Using (inaccurate) data to drive better supply chain decision making
In "Seminars and talks"

Speakers

Kai Hoberg
Kai Hoberg

Professor, Supply Chain and Operations Strategy, Kühne Logistics University

Kai Hoberg is Professor of Supply Chain and Operations Strategy at the Kühne Logistics University in Hamburg. His research focuses on supply chain analytics, the role of technology in supply chains, and supply chain strategy. His research findings have been published in academic journals like Journal of Operations Management, Production and Operations Management or Journal of Supply Chain Management. Kai was a visiting researcher at international universities such as the National University of Singapore, Cornell University, the Israel Institute of Technology and the University of Oxford.  Prior to his return to academia, he was a project manager in the operations team at Booz & Company. For the past 10 years he has supported the McKinsey Supply Chain practice in teaching and research.  His team at KLU is closely working industry partners such as Bayer, Procter & Gamble, Jungheinrich or Infineon.


Date:
Friday, 16 February 2024
Time:
10:00 am - 11:30 am
Venue:
Institute of Data Science
Innovation 4.0 I4-01-03 (Level 1, Seminar Room)
3 Research Link
Singapore 117602 (Map)

Abstract

More and more data is available to improve supply chain decision making but it needs to be carefully applied considering human limitations. Against this background, I will present two studies that focus on the role of human judgment in supply chain management decision making, first exploring the influence of planners’ adjustments to AI-generated demand forecasts and second examining the effectiveness of human decision-making in inventory management subject to inaccurate data.

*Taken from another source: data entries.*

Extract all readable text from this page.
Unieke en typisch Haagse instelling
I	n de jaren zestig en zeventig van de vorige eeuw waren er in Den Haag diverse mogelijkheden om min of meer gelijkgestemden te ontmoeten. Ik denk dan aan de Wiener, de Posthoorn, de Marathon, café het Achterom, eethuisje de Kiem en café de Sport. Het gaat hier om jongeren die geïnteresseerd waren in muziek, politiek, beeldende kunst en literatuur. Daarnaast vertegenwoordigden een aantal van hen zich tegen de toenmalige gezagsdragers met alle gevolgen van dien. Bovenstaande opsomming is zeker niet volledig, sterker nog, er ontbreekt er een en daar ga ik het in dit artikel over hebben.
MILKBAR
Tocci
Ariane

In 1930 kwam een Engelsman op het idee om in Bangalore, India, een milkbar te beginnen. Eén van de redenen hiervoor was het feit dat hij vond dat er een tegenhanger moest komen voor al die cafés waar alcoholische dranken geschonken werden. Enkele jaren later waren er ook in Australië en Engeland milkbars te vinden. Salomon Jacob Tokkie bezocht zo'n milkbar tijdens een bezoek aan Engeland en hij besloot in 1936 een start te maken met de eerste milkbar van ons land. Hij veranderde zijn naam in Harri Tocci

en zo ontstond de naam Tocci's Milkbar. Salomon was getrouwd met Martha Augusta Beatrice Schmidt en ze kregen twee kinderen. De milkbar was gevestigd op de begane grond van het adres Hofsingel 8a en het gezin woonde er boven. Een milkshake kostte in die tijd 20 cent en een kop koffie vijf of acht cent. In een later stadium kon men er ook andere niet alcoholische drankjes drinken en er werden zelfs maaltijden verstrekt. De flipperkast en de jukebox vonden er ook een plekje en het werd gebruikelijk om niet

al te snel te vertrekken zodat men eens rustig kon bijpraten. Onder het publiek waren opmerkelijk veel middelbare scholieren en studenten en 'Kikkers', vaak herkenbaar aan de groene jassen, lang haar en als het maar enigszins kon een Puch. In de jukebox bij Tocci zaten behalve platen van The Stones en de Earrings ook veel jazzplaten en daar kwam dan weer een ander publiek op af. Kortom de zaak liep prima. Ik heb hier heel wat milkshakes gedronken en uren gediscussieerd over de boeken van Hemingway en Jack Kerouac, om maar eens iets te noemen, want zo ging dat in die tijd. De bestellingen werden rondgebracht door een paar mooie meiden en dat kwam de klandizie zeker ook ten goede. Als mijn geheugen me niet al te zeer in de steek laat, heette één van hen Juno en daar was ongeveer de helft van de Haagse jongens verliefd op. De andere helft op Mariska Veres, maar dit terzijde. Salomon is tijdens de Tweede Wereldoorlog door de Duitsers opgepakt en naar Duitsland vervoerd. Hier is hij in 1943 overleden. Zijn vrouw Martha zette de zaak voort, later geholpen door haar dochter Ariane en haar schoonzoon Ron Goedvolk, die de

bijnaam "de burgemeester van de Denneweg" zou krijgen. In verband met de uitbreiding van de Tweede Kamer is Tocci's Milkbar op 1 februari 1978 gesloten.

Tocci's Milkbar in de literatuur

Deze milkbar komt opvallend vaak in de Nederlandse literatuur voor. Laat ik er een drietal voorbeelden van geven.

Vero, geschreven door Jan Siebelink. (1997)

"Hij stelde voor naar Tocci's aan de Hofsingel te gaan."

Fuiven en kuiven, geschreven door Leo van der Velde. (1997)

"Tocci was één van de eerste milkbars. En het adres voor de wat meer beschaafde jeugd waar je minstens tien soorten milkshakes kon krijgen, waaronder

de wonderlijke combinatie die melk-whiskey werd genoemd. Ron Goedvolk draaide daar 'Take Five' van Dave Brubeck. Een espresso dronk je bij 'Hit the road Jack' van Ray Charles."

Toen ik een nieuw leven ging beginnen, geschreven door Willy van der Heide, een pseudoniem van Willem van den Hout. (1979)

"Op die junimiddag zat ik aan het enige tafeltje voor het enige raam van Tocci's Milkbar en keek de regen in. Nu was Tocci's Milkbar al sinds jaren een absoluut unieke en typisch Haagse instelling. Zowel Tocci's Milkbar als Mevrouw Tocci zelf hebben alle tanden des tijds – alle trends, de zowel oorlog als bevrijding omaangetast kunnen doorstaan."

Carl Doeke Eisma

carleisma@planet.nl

Study 1 investigates the role of human judgment in demand forecasting. We analyze planners’ adjustments to AI-generated forecasts using a dataset containing 30 million SKU-store-day level forecasts and associated variables. We employ random forest and decision tree approaches to understand the drivers and quality of adjustments. Our findings suggest product characteristics such as price, freshness, and discounts are important factors in adjustments. Large positive adjustments are frequent but often inaccurate, while large negative adjustments are accurate but less common which indicates behavioral biases. In Study 2, we focus on decisions made under the inaccurate inventory data due to shrinkage and loss. We explore the trade-off between cleaning inventory data centrally and allowing decision makers to adjust ordering decisions based on their judgment. In light of human biases in decision making, we present a set of hypotheses on the cleaning-adjustment trade-off and test them in a laboratory setting. The study raises questions about the effectiveness of normative models in determining whether to clean data centrally or rely on decision makers’ judgments, providing insights into optimizing human knowledge utilization in supply chain management.